When Lois, George’s wife, didn’t want to attend, Mary Lou volunteered, and the two began the process to accept the invitation and travel to Charlotte the following week. They drove to Portland, Maine March 1, and took flights to New York City and then Charlotte.
But the arrangements were stressful, with only 35 minutes to make the final connection. Both of them prayed about it and Mary Lou began making contingency plans for renting a car to drive from New York City to Charlotte, or even take a train.
But no need. God intervened. When they got to the airport and expressed their nervousness to the airline, explaining they just had to catch that flight to make it to Billy Graham’s funeral, they were told not to worry. They wouldn’t miss the connection because the same plane would be going on to Charlotte. They simply had to get off the plane, wait five minutes on the tarmac, and reboard.
On Friday morning, March 2, they arrived at the Samaritan’s Purse building, checked in, had their bags and pockets searched and received their invitations and credentials. Then they boarded a bus for the Billy Graham Library.
The funeral was actually held outside under a tent, and the bitter winds of a nor’easter just about froze everyone. But they endured through the two-hour funeral, listening to speakers from around the world, the children of Graham and music from the Gaithers, Michael W. Smith and others.

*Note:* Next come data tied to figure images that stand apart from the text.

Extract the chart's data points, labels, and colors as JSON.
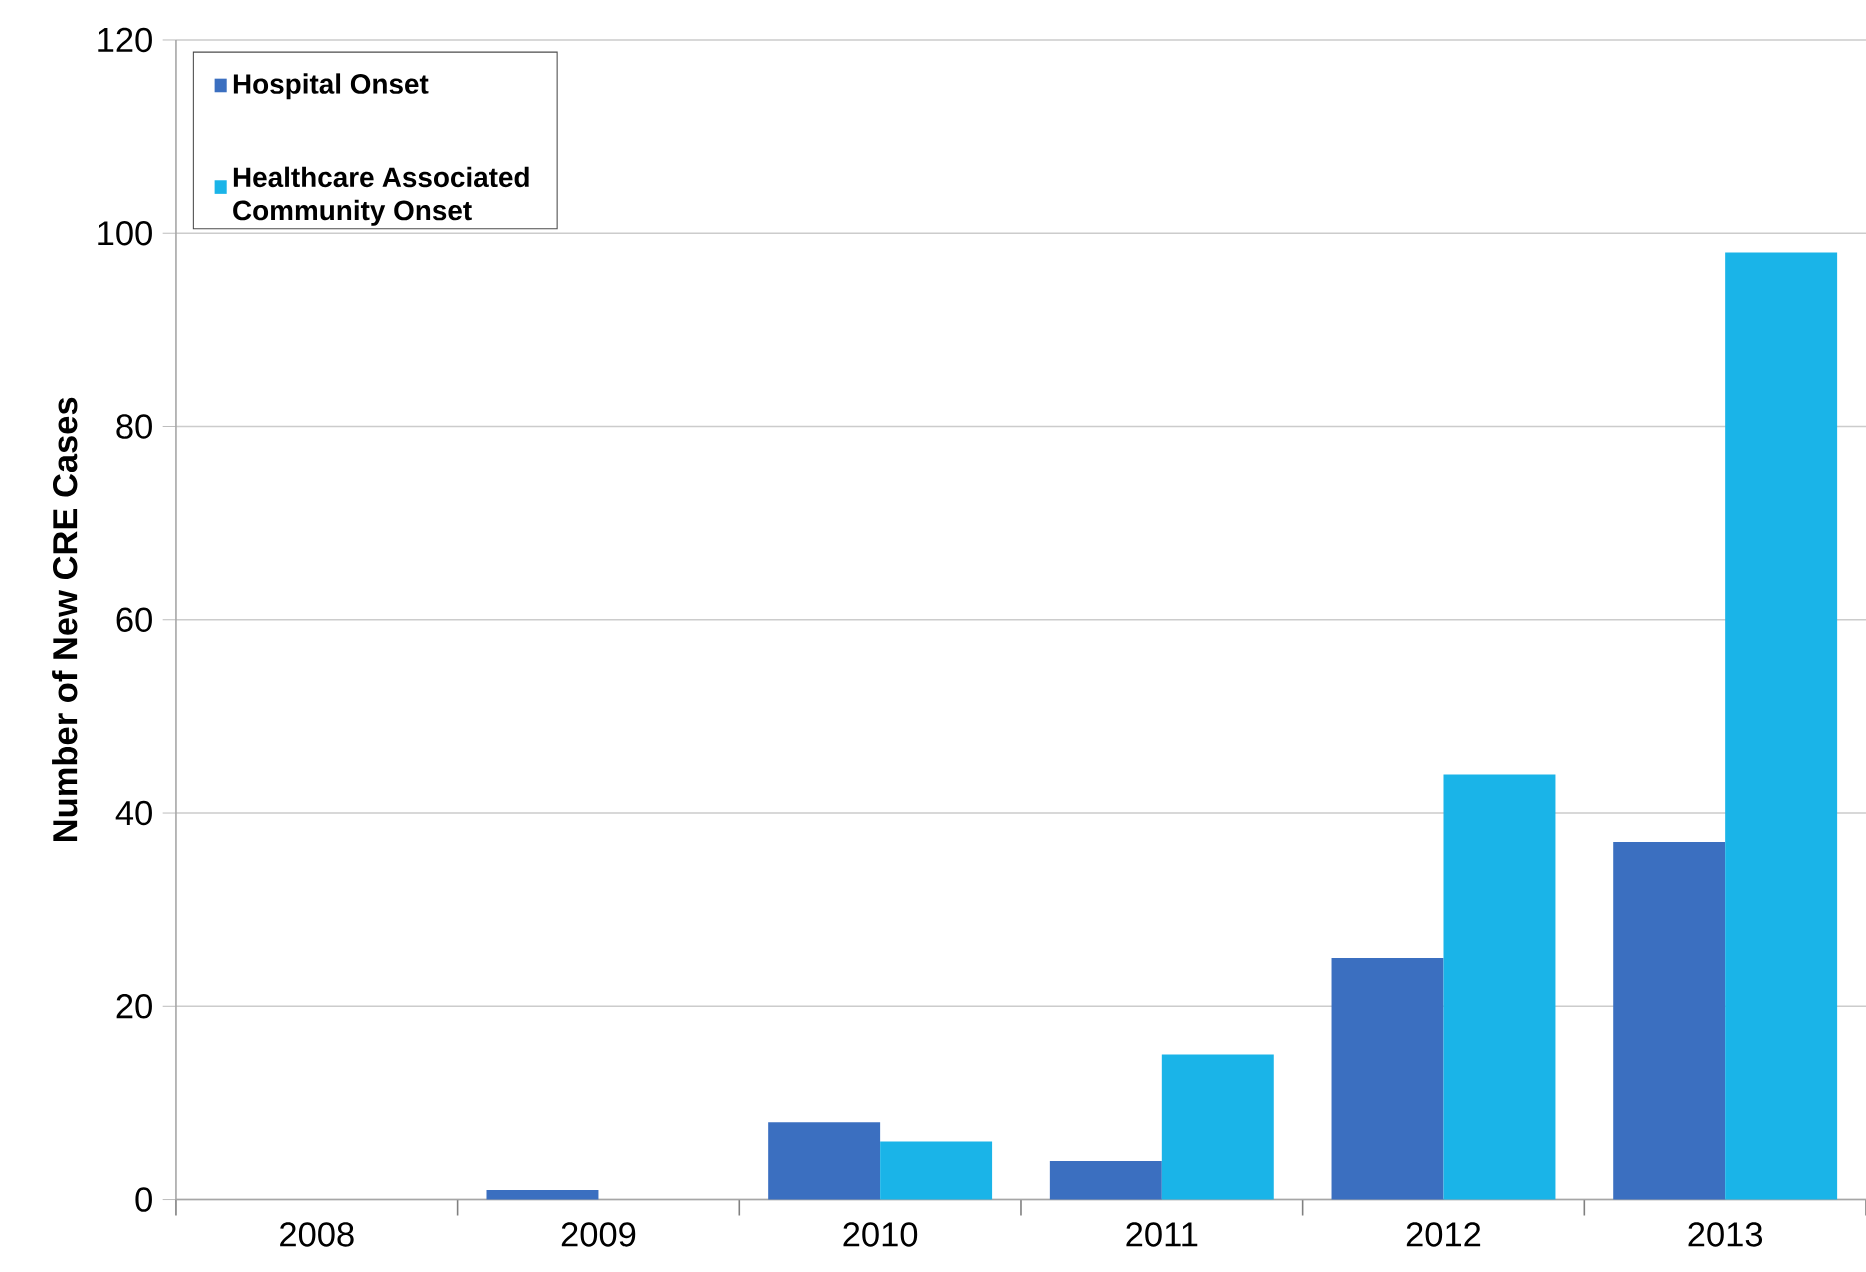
{
  "chart_data": {
    "type": "bar",
    "ylabel": "Number of New CRE Cases",
    "categories": [
      "2008",
      "2009",
      "2010",
      "2011",
      "2012",
      "2013"
    ],
    "series": [
      {
        "name": "Hospital Onset",
        "color": "#3b6fc0",
        "values": [
          0,
          1,
          8,
          4,
          25,
          37
        ]
      },
      {
        "name": "Healthcare Associated Community Onset",
        "color": "#1ab4e8",
        "values": [
          0,
          0,
          6,
          15,
          44,
          98
        ]
      }
    ],
    "ylim": [
      0,
      120
    ],
    "yticks": [
      0,
      20,
      40,
      60,
      80,
      100,
      120
    ],
    "grid": "y",
    "legend": "top left"
  }
}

US President Donald Trump, his wife and the vice-president sat about 20 seats away.
“There was a Greek Orthodox priest there in full regalia,” said Mary Lou. “And a Sri Lankan bishop. He spoke about how Billy Graham had reached his country.”
George sat beside Ruth Graham’s secretary, who shared how the family was coping and how busy the previous few days had been.
“There was a level of excitement,” said Mary Lou. “It was a celebration. I really didn’t see anyone crying.”
Mary Lou is thankful for the exceptional friendliness of the people in Charlotte, from the man who allowed George to wear his coat during the funeral, to a woman at Samaritan’s Purse who drove them to their hotel when they couldn’t get a taxi.
“People stepped up and everything fell into place,” said Mary Lou. “I feel very thankful I got to go with Dad and share this with Dad.”
George is still pinching himself about the whole experience.
“I was amazed they called,” he said. “I never expected anything like this. I never, ever thought that would happen.